B&D selling more units, but stock still slides

October 05, 1990|By Kim Clark

Black & Decker said yesterday it had found buyers for three more of its recently acquired businesses, but the needed cash infusion failed to reassure investors, who continued unloading the stock of the debt-laden company.

The Towson-based hardware giant, which has said it needs to sell more divisions to pay off the $3.8 billion it borrowed to buy Emhart Corp. last year, saw its stock fall 75 cents, to $8.875, yesterday.

The decline came despite a morning announcement that Black & Decker had agreed to sell its True Temper Hardware business to Huffy Corp. for about $55 million. True Temper, which had about $100 million in annual sales for Emhart, makes shovels and other gardening tools.

Black & Decker also said yesterday that it will sell the medical computer systems unit of its Planning Research Corp., its domestic capacitors operations and some properties in France and the United Kingdom for a total of about $55 million.

Planning Research is to be sold to a management-led buyout group, and the domestic capacitors operation was purchased by the investment group Yosemite Investment Inc. Both were also part of Emhart.

Wednesday, the company announced it had agreed to sell its GardenAmerica division to an Australian company for $40 million -- and watched its stock price fall $1.

Yesterday's move brings the sales of Emhart divisions to $700 million. Remaining are Emhart divisions that produce plumbing fixtures and other items, as well as the rest of Planning Research, a consulting company with annual sales of $700 million.

Stock analysts had said that Black & Decker needed to sell about $130 million worth of assets to meet its 1991 debt payments, but they said that yesterday's sales were still not sufficient to allay fears about Black & Decker's financial health.

"This is not a major asset sale relative to their total debt," said James Peirce, an industry analyst who watches the stock for investor clients of Provident National Bank in Philadelphia.

Mr. Peirce said he is now confident that Black & Decker can make its debt payments but that investors want the company to reduce its reliance on debt. Eighty percent of the company's sources of funds consist of borrowed money.

To reduce its debt ratio, the company will have to sell some of the bigger Emhart divisions it acquired, but there are few corporate buyers in today's uncertain economy, he said.

A high debt load makes a company financially inflexible, and that is worrisome now that consumers seem to be cutting back on their purchases, Mr. Peirce said.

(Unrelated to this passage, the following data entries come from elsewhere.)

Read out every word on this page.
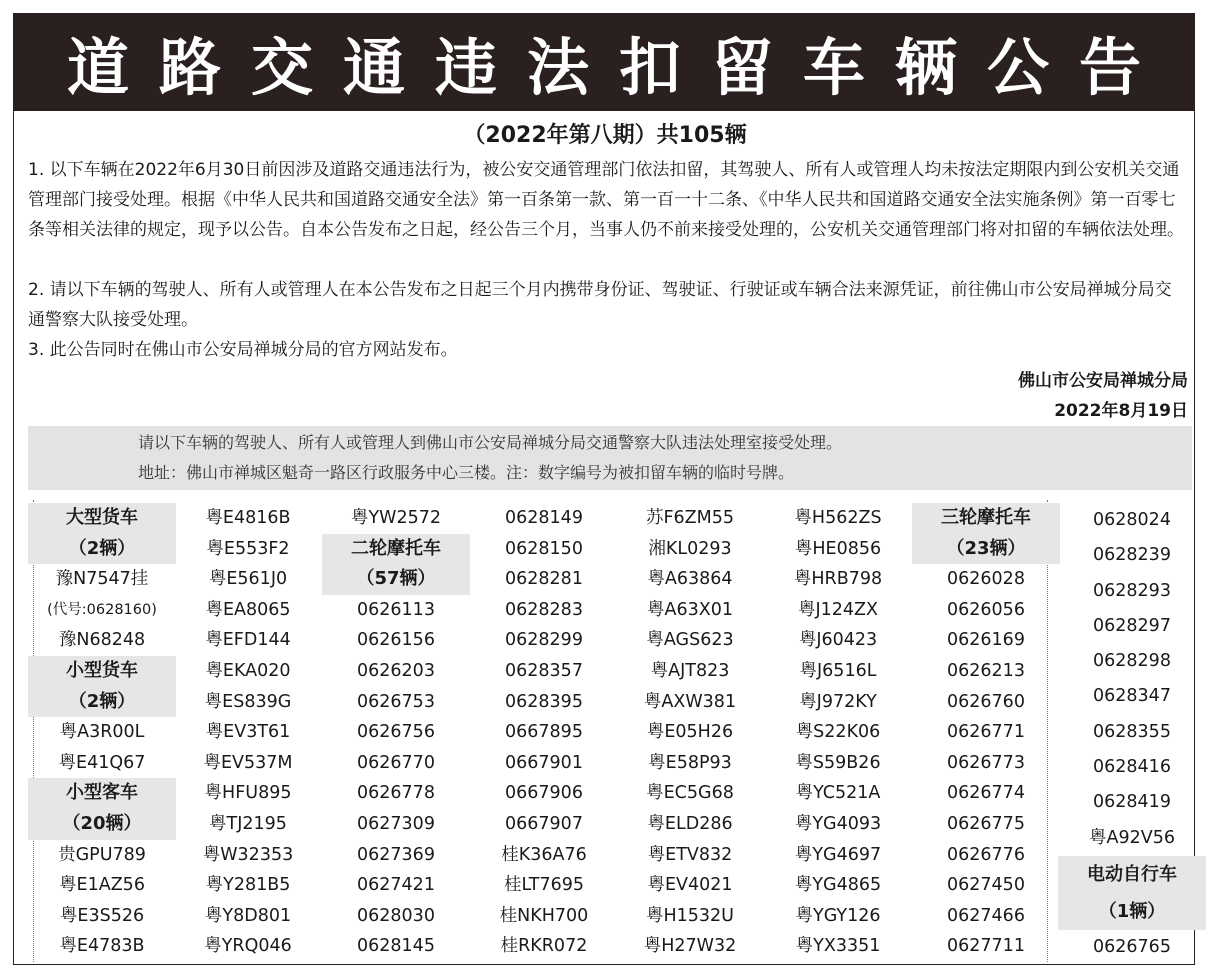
道路交通违法扣留车辆公告
（2022年第八期）共105辆
1. 以下车辆在2022年6月30日前因涉及道路交通违法行为，被公安交通管理部门依法扣留，其驾驶人、所有人或管理人均未按法定期限内到公安机关交通管理部门接受处理。根据《中华人民共和国道路交通安全法》第一百条第一款、第一百一十二条、《中华人民共和国道路交通安全法实施条例》第一百零七条等相关法律的规定，现予以公告。自本公告发布之日起，经公告三个月，当事人仍不前来接受处理的，公安机关交通管理部门将对扣留的车辆依法处理。
2. 请以下车辆的驾驶人、所有人或管理人在本公告发布之日起三个月内携带身份证、驾驶证、行驶证或车辆合法来源凭证，前往佛山市公安局禅城分局交通警察大队接受处理。
3. 此公告同时在佛山市公安局禅城分局的官方网站发布。
佛山市公安局禅城分局
2022年8月19日
请以下车辆的驾驶人、所有人或管理人到佛山市公安局禅城分局交通警察大队违法处理室接受处理。
地址：佛山市禅城区魁奇一路区行政服务中心三楼。注：数字编号为被扣留车辆的临时号牌。
大型货车
（2辆）
豫N7547挂
(代号:0628160)
豫N68248
小型货车
（2辆）
粤A3R00L
粤E41Q67
小型客车
（20辆）
贵GPU789
粤E1AZ56
粤E3S526
粤E4783B
粤E4816B
粤E553F2
粤E561J0
粤EA8065
粤EFD144
粤EKA020
粤ES839G
粤EV3T61
粤EV537M
粤HFU895
粤TJ2195
粤W32353
粤Y281B5
粤Y8D801
粤YRQ046
粤YW2572
二轮摩托车
（57辆）
0626113
0626156
0626203
0626753
0626756
0626770
0626778
0627309
0627369
0627421
0628030
0628145
0628149
0628150
0628281
0628283
0628299
0628357
0628395
0667895
0667901
0667906
0667907
桂K36A76
桂LT7695
桂NKH700
桂RKR072
苏F6ZM55
湘KL0293
粤A63864
粤A63X01
粤AGS623
粤AJT823
粤AXW381
粤E05H26
粤E58P93
粤EC5G68
粤ELD286
粤ETV832
粤EV4021
粤H1532U
粤H27W32
粤H562ZS
粤HE0856
粤HRB798
粤J124ZX
粤J60423
粤J6516L
粤J972KY
粤S22K06
粤S59B26
粤YC521A
粤YG4093
粤YG4697
粤YG4865
粤YGY126
粤YX3351
三轮摩托车
（23辆）
0626028
0626056
0626169
0626213
0626760
0626771
0626773
0626774
0626775
0626776
0627450
0627466
0627711
0628024
0628239
0628293
0628297
0628298
0628347
0628355
0628416
0628419
粤A92V56
电动自行车
（1辆）
0626765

A large share of Black & Decker's tools and housewares are sold as gifts, and retailers are "concerned about the Christmas selling season," Mr. Peirce said.

In addition, some industry experts said yesterday's sale announcement was worrisome because it seemed toundercut the reason Black & Decker purchased Emhart, which was to combine the hardware units into Black & Decker's core tool and housewares lines.

Selling Emhart's consulting businesses makes sense, for example, said John Quelch, a Harvard Business School professor, but True Temper was one division that seemed to fit into Black & Decker's business.

"There is concern about whether or not the Emhart acquisition is really digestible," Mr. Quelch said.

Black & Decker spokeswoman Barbara Lucas said yesterday that True Temper did fit into Black & Decker's strategy theoretically but that the unit was having difficulty.

As a result, she said, Black & Decker executives decided that it would be better to take whatever cash could be obtained for it immediately.

"It was a turnaround challenge," Mrs. Lucas said. "And we decided that, given its size, which is relatively small, the amount of time it would take and the amount of money it would take, it made sense" to sell True Temper, she said.

Mrs. Lucas said she didn't think the market's response to the sale announcement is appropriate but that investors are avoiding stocks of all companies with large amounts of debt.

"The general psychology of Wall Street is poor. . . . It is very risk-averse," she said.

"We are late," she conceded, explaining that Black & Decker had planned to sell about $1 billion of its assets many months ago and is still about $300 million short of its goal.

"But we are meeting every obligation," she said.